Smart people saying smart things

Smart people saying smart things September 13, 2012

Jeremiah Goulka: “Joining the Reality-Based Community”

My old Republican worldview was flawed because it was based upon a small and particularly rosy sliver of reality.  To preserve that worldview, I had to believe that people had morally earned their “just” desserts, and I had to ignore those whining liberals who tried to point out that the world didn’t actually work that way.  I think this shows why Republicans put so much effort into “creat[ing] our own reality,” into fostering distrust of liberals, experts, scientists, and academics, and why they won’t let a campaign “be dictated by fact-checkers” (as a Romney pollster put it).  It explains why study after study shows … that avid consumers of Republican-oriented media are more poorly informed than people who use other news sources or don’t bother to follow the news at all.

Waking up to a fuller spectrum of reality has proved long and painful.  I had to question all my assumptions, unlearn so much of what I had learned.  I came to understand why we Republicans thought people on the Left always seemed to be screeching angrily (because we refused to open our eyes to the damage we caused or blamed the victims) and why they never seemed to have any solutions to offer (because those weren’t mentioned in the media we read or watched).

My transition has significantly strained my relationships with family, friends, and former colleagues.  It is deeply upsetting to walk on thin ice where there used to be solid, common ground.  I wish they, too, would come to see a fuller spectrum of reality, but I know from experience how hard that can be when your worldview won’t let you.

Simone Campbell: Remarks at the 2012 Democratic National Convention

I am my sister’s keeper. I am my brother’s keeper. While we were in Toledo, I met 10-year-old twins Matt and Mark, who had gotten into trouble at school for fighting. Sister Virginia and the staff at the Padua Center took them in when they were suspended and discovered on a home visit that these 10-year-olds were trying to care for their bedridden mother who has MS and diabetes.

They were her only caregivers. The sisters got her medical help and are giving the boys some stability. Now the boys are free to claim much of the childhood they were losing. Clearly, we all share responsibility for the Matts and Marks in our nation.

In Milwaukee, I met Billy and his wife and two boys at St. Benedict’s dining room. Billy’s work hours were cut back in the recession. Billy is taking responsibility for himself and his family, but right now without food stamps, he and his wife could not put food on their family table.

We all share responsibility for creating an economy where parents with jobs earn enough to take care of their families.

David W. Blight: “Voter Suppression, Then and Now”

In 1840, and again in 1841, the former Frederick Bailey, now Frederick Douglass, walked a few blocks from his rented apartment on Ray Street in New Bedford, Mass., to the town hall, where he paid a local tax of $1.50 to register to vote. Born a slave on Maryland’s Eastern Shore in 1818, Douglass escaped in an epic journey on trains and ferry boats, first to New York City, and then to the whaling port of New Bedford in 1838.

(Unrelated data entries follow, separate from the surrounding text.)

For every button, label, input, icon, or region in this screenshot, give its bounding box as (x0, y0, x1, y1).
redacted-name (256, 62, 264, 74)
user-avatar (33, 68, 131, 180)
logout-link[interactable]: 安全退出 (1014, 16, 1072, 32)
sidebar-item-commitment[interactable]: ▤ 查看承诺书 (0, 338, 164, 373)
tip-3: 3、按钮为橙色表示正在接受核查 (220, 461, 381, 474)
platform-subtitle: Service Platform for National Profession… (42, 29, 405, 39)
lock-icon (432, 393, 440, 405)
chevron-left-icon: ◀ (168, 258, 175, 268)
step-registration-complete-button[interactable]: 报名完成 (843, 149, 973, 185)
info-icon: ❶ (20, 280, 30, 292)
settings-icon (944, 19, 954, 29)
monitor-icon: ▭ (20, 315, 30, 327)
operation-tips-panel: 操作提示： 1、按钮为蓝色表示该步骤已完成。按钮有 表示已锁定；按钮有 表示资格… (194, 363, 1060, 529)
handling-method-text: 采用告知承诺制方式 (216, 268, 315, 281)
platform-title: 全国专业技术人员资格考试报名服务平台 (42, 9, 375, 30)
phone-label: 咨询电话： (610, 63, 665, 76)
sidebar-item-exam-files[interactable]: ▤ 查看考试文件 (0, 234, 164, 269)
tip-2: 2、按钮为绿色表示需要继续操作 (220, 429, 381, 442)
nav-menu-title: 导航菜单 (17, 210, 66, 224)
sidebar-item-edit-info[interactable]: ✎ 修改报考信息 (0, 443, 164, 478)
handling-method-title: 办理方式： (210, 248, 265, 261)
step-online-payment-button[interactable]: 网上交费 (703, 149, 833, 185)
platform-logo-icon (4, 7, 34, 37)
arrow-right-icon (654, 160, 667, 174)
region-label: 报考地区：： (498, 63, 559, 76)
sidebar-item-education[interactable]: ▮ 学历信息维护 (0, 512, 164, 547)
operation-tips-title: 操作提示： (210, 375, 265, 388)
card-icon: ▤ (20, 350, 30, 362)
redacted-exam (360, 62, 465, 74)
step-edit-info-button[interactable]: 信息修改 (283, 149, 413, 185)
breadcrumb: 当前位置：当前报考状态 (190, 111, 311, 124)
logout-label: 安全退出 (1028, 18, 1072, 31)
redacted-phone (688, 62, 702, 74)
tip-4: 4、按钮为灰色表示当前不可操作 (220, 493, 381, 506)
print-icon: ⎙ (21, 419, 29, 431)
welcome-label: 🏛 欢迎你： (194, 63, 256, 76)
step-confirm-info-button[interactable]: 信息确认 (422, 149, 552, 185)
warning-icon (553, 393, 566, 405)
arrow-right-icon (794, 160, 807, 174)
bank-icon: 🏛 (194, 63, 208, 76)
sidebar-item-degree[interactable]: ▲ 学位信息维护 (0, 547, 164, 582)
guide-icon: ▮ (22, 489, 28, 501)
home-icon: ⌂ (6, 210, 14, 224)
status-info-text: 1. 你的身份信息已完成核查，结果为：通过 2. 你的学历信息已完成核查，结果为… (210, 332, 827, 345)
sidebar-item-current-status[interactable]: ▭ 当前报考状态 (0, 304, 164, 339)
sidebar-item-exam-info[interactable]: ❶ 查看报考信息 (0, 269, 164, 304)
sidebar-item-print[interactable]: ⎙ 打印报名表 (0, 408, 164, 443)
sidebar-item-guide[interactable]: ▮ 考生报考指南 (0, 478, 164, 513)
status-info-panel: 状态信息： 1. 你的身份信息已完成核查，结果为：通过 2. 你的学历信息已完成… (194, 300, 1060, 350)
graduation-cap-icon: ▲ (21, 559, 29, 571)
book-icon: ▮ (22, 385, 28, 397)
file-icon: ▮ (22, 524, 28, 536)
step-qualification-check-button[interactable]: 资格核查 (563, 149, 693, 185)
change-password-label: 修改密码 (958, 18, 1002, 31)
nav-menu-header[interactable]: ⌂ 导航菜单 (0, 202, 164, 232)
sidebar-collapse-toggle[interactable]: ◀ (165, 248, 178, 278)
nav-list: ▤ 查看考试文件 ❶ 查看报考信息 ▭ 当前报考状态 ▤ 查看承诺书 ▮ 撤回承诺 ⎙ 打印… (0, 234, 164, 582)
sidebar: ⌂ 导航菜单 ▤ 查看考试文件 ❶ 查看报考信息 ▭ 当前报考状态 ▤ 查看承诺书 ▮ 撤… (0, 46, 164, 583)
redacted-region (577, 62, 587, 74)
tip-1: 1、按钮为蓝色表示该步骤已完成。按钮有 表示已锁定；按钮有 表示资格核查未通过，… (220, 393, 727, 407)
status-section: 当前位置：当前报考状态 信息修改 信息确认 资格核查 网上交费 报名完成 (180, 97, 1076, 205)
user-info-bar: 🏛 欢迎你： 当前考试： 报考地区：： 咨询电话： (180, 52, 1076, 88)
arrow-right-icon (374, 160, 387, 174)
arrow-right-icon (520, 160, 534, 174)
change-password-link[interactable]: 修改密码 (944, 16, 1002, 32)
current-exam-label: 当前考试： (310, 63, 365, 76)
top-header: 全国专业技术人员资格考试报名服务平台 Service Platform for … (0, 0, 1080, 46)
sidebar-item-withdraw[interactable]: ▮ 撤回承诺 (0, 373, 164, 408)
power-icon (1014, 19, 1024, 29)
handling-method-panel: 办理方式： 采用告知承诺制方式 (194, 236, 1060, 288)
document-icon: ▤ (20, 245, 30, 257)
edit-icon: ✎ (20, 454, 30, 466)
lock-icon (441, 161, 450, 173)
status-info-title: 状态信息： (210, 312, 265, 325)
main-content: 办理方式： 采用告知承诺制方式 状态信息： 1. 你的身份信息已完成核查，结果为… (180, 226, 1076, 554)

By the mid-1840s, he had emerged as one of the greatest orators and writers in American history. But legally, Douglass began his public life by committing what today we would consider voter fraud, using an assumed name.

It was a necessary step: when he registered to vote under his new identity, “Douglass,” a name he took from Sir Walter Scott’s 1810 epic poem “Lady of the Lake,” this fugitive slave was effectively an illegal immigrant in Massachusetts. He was still the legal “property” of Thomas Auld, his owner in St. Michaels, Md., and susceptible, under the federal fugitive slave law, to capture and return to slavery at any time.